Following these arguments, it would appear that traditional subsistence hunters hunting wildlife for immediate consumption, though at increased risk of infection themselves, are unlikely to be the source of major outbreaks of infectious disease. On the other hand, urban dwellers are generally unlikely to come into contact with infected wild animals. However, as the number and diversity of wild animals entering the wildlife trade increases, the probability that urban dwellers are exposed to infected animals increases. Consequently, the risk of transmission from infected animals to susceptible urban dwellers also increases. Once such a transmission event occurs, the probability of a subsequent outbreak with epidemic potential is substantially greater in the urban compared to the rural setting, as there is a higher concentration of people with lower levels of immunity living in close proximity.
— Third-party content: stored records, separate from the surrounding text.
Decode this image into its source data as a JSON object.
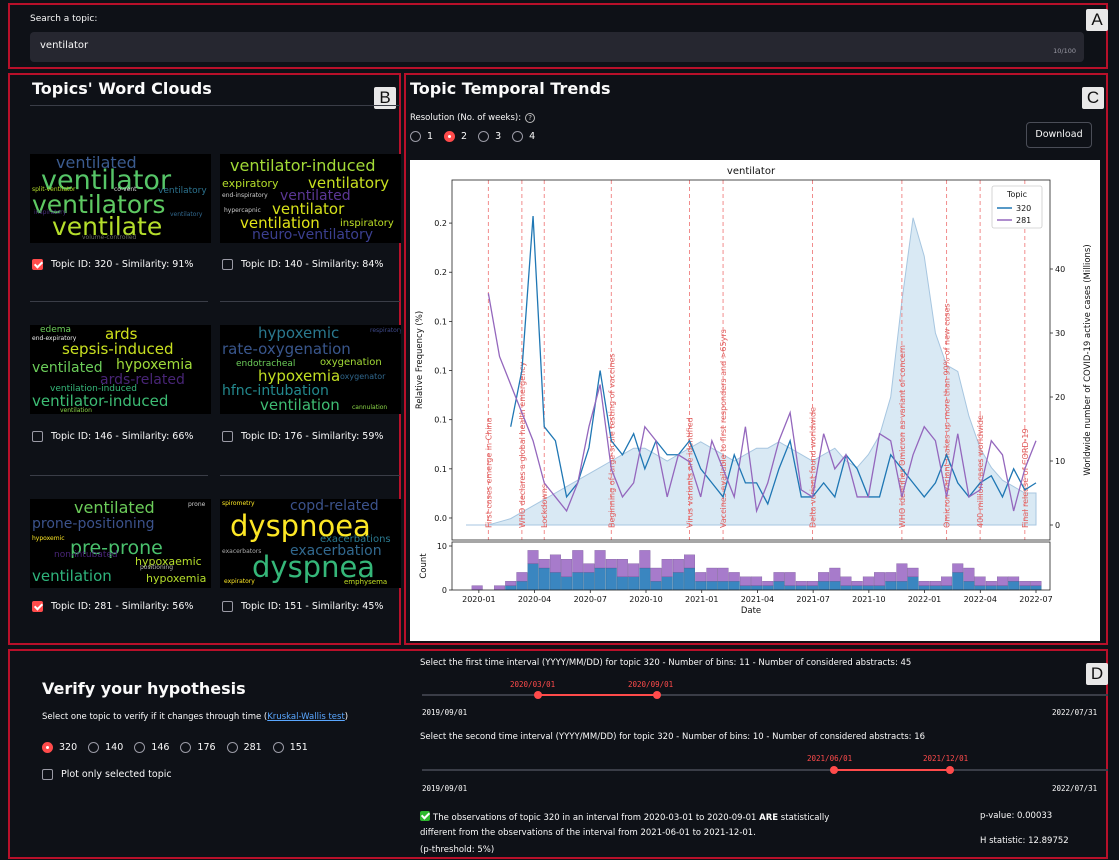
{
  "search": {
    "label": "Search a topic:",
    "value": "ventilator",
    "count": "10/100"
  },
  "panel_letters": {
    "a": "A",
    "b": "B",
    "c": "C",
    "d": "D"
  },
  "word_clouds": {
    "title": "Topics' Word Clouds",
    "items": [
      {
        "label": "Topic ID: 320 - Similarity: 91%",
        "checked": true,
        "words": [
          "ventilated",
          "ventilator",
          "ventilators",
          "ventilate",
          "split-ventilator",
          "co-vent",
          "ventilatory",
          "inspiratory",
          "ventilatory",
          "volume-controlled"
        ]
      },
      {
        "label": "Topic ID: 140 - Similarity: 84%",
        "checked": false,
        "words": [
          "ventilator-induced",
          "expiratory",
          "ventilatory",
          "end-inspiratory",
          "ventilated",
          "hypercapnic",
          "ventilator",
          "ventilation",
          "inspiratory",
          "neuro-ventilatory"
        ]
      },
      {
        "label": "Topic ID: 146 - Similarity: 66%",
        "checked": false,
        "words": [
          "edema",
          "end-expiratory",
          "ards",
          "sepsis-induced",
          "ventilated",
          "hypoxemia",
          "ards-related",
          "ventilation-induced",
          "ventilator-induced",
          "ventilation"
        ]
      },
      {
        "label": "Topic ID: 176 - Similarity: 59%",
        "checked": false,
        "words": [
          "hypoxemic",
          "respiratory",
          "rate-oxygenation",
          "endotracheal",
          "oxygenation",
          "hypoxemia",
          "oxygenator",
          "hfnc-intubation",
          "ventilation",
          "cannulation"
        ]
      },
      {
        "label": "Topic ID: 281 - Similarity: 56%",
        "checked": true,
        "words": [
          "ventilated",
          "prone",
          "prone-positioning",
          "hypoxemic",
          "pre-prone",
          "non-intubated",
          "hypoxaemic",
          "positioning",
          "ventilation",
          "hypoxemia"
        ]
      },
      {
        "label": "Topic ID: 151 - Similarity: 45%",
        "checked": false,
        "words": [
          "spirometry",
          "copd-related",
          "dyspnoea",
          "exacerbations",
          "exacerbators",
          "exacerbation",
          "dyspnea",
          "expiratory",
          "emphysema"
        ]
      }
    ]
  },
  "trends": {
    "title": "Topic Temporal Trends",
    "resolution_label": "Resolution (No. of weeks):",
    "help_glyph": "?",
    "options": [
      "1",
      "2",
      "3",
      "4"
    ],
    "selected": "2",
    "download_label": "Download"
  },
  "chart_data": {
    "type": "line",
    "title": "ventilator",
    "xlabel": "Date",
    "ylabel": "Relative Frequency (%)",
    "ylabel_right": "Worldwide number of COVID-19 active cases (Millions)",
    "ylabel_bottom": "Count",
    "x_ticks": [
      "2020-01",
      "2020-04",
      "2020-07",
      "2020-10",
      "2021-01",
      "2021-04",
      "2021-07",
      "2021-10",
      "2022-01",
      "2022-04",
      "2022-07"
    ],
    "y_ticks_left_printed": [
      "0.0",
      "0.1",
      "0.1",
      "0.1",
      "0.1",
      "0.2",
      "0.2"
    ],
    "y_ticks_right": [
      0,
      10,
      20,
      30,
      40
    ],
    "y_ticks_bottom": [
      0,
      10
    ],
    "legend_title": "Topic",
    "legend_placement": "top-right",
    "series": [
      {
        "name": "320",
        "color": "#1f77b4",
        "values": [
          null,
          null,
          null,
          null,
          0.07,
          0.11,
          0.22,
          0.07,
          0.06,
          0.02,
          0.03,
          0.055,
          0.11,
          0.06,
          0.05,
          0.065,
          0.04,
          0.06,
          0.05,
          0.05,
          0.06,
          0.04,
          0.03,
          0.02,
          0.05,
          0.03,
          0.03,
          0.015,
          0.04,
          0.06,
          0.02,
          0.02,
          0.03,
          0.02,
          0.05,
          0.04,
          0.02,
          0.02,
          0.05,
          0.04,
          0.03,
          0.02,
          0.03,
          0.05,
          0.03,
          0.02,
          0.03,
          0.035,
          0.02,
          0.04,
          0.025,
          0.03
        ]
      },
      {
        "name": "281",
        "color": "#9467bd",
        "values": [
          null,
          null,
          0.165,
          0.12,
          0.1,
          0.08,
          0.06,
          0.03,
          0.02,
          0.01,
          0.03,
          0.07,
          0.1,
          0.04,
          0.02,
          0.03,
          0.07,
          0.06,
          0.02,
          0.05,
          0.045,
          0.02,
          0.06,
          0.04,
          0.02,
          0.07,
          0.01,
          0.03,
          0.06,
          0.08,
          0.025,
          0.02,
          0.065,
          0.04,
          0.05,
          0.02,
          0.02,
          0.065,
          0.06,
          0.02,
          0.05,
          0.07,
          0.06,
          0.02,
          0.065,
          0.02,
          0.025,
          0.06,
          0.05,
          0.01,
          0.04,
          0.06
        ]
      }
    ],
    "cases_millions": [
      0,
      0,
      0,
      0.5,
      1,
      2,
      3,
      4,
      5,
      6,
      7,
      8,
      9,
      10,
      11,
      12,
      12,
      11,
      10,
      11,
      12,
      13,
      12,
      11,
      10,
      11,
      12,
      12,
      13,
      12,
      11,
      10,
      11,
      12,
      10,
      9,
      11,
      14,
      20,
      35,
      48,
      42,
      30,
      25,
      24,
      17,
      12,
      9,
      7,
      6,
      5,
      5
    ],
    "events": [
      "First cases emerge in China",
      "WHO declares a global health emergency",
      "Lockdowns",
      "Beginning of large-scale testing of vaccines",
      "Virus variants are identified",
      "Vaccines available to first responders and >65yrs",
      "Delta variant found worldwide",
      "WHO identifies Omicron as variant of concern",
      "Omicron variant makes up more than 99% of new cases",
      "400 million cases worldwide",
      "Final release of CORD-19"
    ],
    "counts_320": [
      0,
      0,
      0,
      0,
      1,
      2,
      6,
      5,
      4,
      3,
      4,
      4,
      5,
      5,
      3,
      3,
      5,
      2,
      3,
      4,
      5,
      2,
      2,
      2,
      2,
      1,
      1,
      1,
      2,
      1,
      1,
      1,
      2,
      2,
      1,
      1,
      1,
      1,
      2,
      2,
      3,
      1,
      1,
      1,
      4,
      2,
      1,
      1,
      1,
      2,
      1,
      1
    ],
    "counts_281": [
      0,
      1,
      0,
      1,
      1,
      2,
      3,
      2,
      4,
      4,
      5,
      2,
      4,
      2,
      4,
      3,
      4,
      3,
      4,
      3,
      3,
      2,
      3,
      3,
      2,
      2,
      2,
      1,
      2,
      3,
      1,
      1,
      2,
      3,
      2,
      1,
      2,
      3,
      2,
      4,
      2,
      1,
      1,
      2,
      2,
      3,
      2,
      1,
      2,
      1,
      1,
      1
    ]
  },
  "verify": {
    "title": "Verify your hypothesis",
    "prompt": "Select one topic to verify if it changes through time (",
    "link": "Kruskal-Wallis test",
    "prompt_end": ")",
    "options": [
      "320",
      "140",
      "146",
      "176",
      "281",
      "151"
    ],
    "selected": "320",
    "plot_only_label": "Plot only selected topic",
    "interval1_label": "Select the first time interval (YYYY/MM/DD) for topic 320 - Number of bins: 11 - Number of considered abstracts: 45",
    "interval1_start": "2020/03/01",
    "interval1_end": "2020/09/01",
    "interval2_label": "Select the second time interval (YYYY/MM/DD) for topic 320 - Number of bins: 10 - Number of considered abstracts: 16",
    "interval2_start": "2021/06/01",
    "interval2_end": "2021/12/01",
    "range_min": "2019/09/01",
    "range_max": "2022/07/31",
    "result_line1_a": "The observations of topic 320 in an interval from 2020-03-01 to 2020-09-01 ",
    "result_bold": "ARE",
    "result_line1_b": " statistically",
    "result_line2": "different from the observations of the interval from 2021-06-01 to 2021-12-01.",
    "result_line3": "(p-threshold: 5%)",
    "p_value": "p-value: 0.00033",
    "h_stat": "H statistic: 12.89752"
  }
}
The trade in wildlife not only threatens the integrity of ecosystems worldwide, but also poses a serious and increasing risk of initiating epidemics of emergent infectious diseases in human populations (Daszak et al., 2000; Kruse et al., 2004). We have shown that an increase in hunting pressure and concomitant change in hunter-capture profiles may lead to an increased risk of outbreak. We also suggest that the sale and transport of wildlife away from rural communities will further increase the probability of epidemic spread and will be the most important factor in increasing risk of human epidemics. Efforts to reduce the probability of novel infections emerging from wildlife trade should be directed at regulating and reducing, or even eliminating, this often illegal trade, especially that into urban environments and across international borders.